新型コロナウイルスの感染抑制がなかなか進まない日本。韓国や台湾などアジアの隣人たちと比べても、検査の少なさや行動規制の緩さなど、後手に回っている感が否めない。浮き彫りになっているのが、日本という国が抱えてきた長年の悪弊だ。

新型コロナウイルス感染に対して世界の国・地域がそれぞれの事情に合わせた防御策を講じるなか、先進国を自負する日本の動きがどうもさえない。危機意識の立ち上がりは遅く、政治の対応も後手に回る。アジアの隣人との比較から、日本が抱えている新型コロナ対策の問題点を考えたい。

準戦時状態・韓国との違い

日本と韓国の感染対策を比較すれば、感染を確認するPCR検査(遺伝子検査)の実施数に極端な差があるのを痛感させられる。日本は韓国の8分の1程度に過ぎないのだ。

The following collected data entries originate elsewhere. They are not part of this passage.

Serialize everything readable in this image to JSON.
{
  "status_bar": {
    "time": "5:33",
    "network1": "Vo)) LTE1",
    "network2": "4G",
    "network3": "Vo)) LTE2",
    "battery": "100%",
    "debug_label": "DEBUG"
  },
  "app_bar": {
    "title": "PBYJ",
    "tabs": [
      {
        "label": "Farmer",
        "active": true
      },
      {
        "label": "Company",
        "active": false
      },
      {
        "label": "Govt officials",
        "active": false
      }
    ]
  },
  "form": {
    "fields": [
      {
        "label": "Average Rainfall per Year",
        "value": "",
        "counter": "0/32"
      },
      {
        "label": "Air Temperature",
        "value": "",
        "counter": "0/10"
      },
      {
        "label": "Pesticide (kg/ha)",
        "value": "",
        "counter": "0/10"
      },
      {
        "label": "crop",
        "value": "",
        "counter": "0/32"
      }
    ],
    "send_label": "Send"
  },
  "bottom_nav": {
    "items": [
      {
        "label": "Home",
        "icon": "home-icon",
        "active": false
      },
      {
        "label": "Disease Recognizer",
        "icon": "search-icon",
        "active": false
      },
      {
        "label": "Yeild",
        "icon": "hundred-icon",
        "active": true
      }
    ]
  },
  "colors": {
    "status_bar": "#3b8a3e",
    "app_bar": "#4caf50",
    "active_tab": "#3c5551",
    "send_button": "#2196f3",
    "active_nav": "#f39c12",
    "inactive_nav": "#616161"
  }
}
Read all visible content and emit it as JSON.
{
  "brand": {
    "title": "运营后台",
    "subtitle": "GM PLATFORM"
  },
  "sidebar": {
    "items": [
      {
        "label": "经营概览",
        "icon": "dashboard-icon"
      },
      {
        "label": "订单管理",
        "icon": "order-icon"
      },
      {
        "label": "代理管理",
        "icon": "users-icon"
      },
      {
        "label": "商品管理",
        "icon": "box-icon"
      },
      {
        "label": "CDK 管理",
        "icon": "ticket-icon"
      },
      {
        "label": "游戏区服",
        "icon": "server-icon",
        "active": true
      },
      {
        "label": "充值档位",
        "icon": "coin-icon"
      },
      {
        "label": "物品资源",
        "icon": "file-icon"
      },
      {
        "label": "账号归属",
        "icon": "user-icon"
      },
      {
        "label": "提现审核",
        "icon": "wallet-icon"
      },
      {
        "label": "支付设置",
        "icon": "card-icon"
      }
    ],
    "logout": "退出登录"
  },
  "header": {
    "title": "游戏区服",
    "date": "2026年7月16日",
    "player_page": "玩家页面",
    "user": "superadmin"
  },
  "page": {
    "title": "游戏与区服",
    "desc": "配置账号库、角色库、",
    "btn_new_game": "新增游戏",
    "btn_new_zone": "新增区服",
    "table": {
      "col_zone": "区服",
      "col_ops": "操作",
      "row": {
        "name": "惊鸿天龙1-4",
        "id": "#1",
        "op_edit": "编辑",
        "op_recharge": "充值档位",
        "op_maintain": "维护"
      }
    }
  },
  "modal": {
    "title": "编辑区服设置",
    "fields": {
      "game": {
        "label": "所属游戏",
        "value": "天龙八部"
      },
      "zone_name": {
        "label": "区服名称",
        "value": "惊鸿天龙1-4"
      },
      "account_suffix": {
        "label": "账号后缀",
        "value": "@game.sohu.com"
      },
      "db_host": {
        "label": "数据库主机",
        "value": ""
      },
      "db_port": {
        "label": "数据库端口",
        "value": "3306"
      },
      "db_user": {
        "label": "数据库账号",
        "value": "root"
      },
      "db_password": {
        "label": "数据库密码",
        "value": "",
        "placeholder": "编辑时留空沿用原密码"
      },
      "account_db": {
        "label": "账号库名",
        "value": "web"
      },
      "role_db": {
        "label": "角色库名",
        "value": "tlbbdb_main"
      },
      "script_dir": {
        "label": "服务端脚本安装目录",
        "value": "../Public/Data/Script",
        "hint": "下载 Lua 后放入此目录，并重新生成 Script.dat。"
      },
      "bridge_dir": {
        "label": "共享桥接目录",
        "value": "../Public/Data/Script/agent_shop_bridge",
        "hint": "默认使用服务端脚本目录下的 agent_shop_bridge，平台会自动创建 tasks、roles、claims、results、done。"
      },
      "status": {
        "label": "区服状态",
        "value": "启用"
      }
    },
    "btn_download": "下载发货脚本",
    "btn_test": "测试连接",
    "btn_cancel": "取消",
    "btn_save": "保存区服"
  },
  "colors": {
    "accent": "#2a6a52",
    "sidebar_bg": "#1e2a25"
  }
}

韓国では2015年に中東呼吸器症候群(MERS)の教訓を生かして、民間企業に検査キット開発を促す一方、ドライブスルー方式やブース方式を相次いで導入。問診から検体採取まで平均7分で終える態勢を整えた。

加えて威力を発揮しているのが「移動検診」。症状の出た人の自宅や診察先の病院を医療関係者が訪問し、検体を採取してPCR検査に回すシステムだ。

これを担っているのが「公衆保険医(公保医)」という徴兵制に基づく医療従事者。朝鮮戦争がいまだに休戦状態にあるため、韓国では徴兵制が敷かれている。医科大を卒業して医師国家試験に合格した男性の場合、医療施設のない山間地域や離島、刑務所などで公保医として3年間従事すれば「兵役の義務を果たした」と見なされる。

この公保医が今回、重要な役割を果たした。計2700人以上の公保医が保健所や軽症者の収容施設に派遣された。

また、住民登録番号制度も有効活用されている。北朝鮮スパイの浸透を防止するため韓国人全員に固有の番号を割り振ったのが始まりで、税務申告のほか、クレジットカードや携帯電話の契約、健康保険加入などとひも付けられている。感染者が出て、その人との濃厚接触者を調べる際、住民登録番号を使えば感染者の行動経路を保健当局が把握でき、感染拡大の防止に役立てられた。

日本にも、国民一人一人に番号を割り振って情報を管理する「マイナンバー制度」が導入されている。だが番号悪用やプライバシー侵害などへの懸念から制度を不安視する国民が多い上、感染対策への活用はシステム上難しく、ほぼ議論されていない。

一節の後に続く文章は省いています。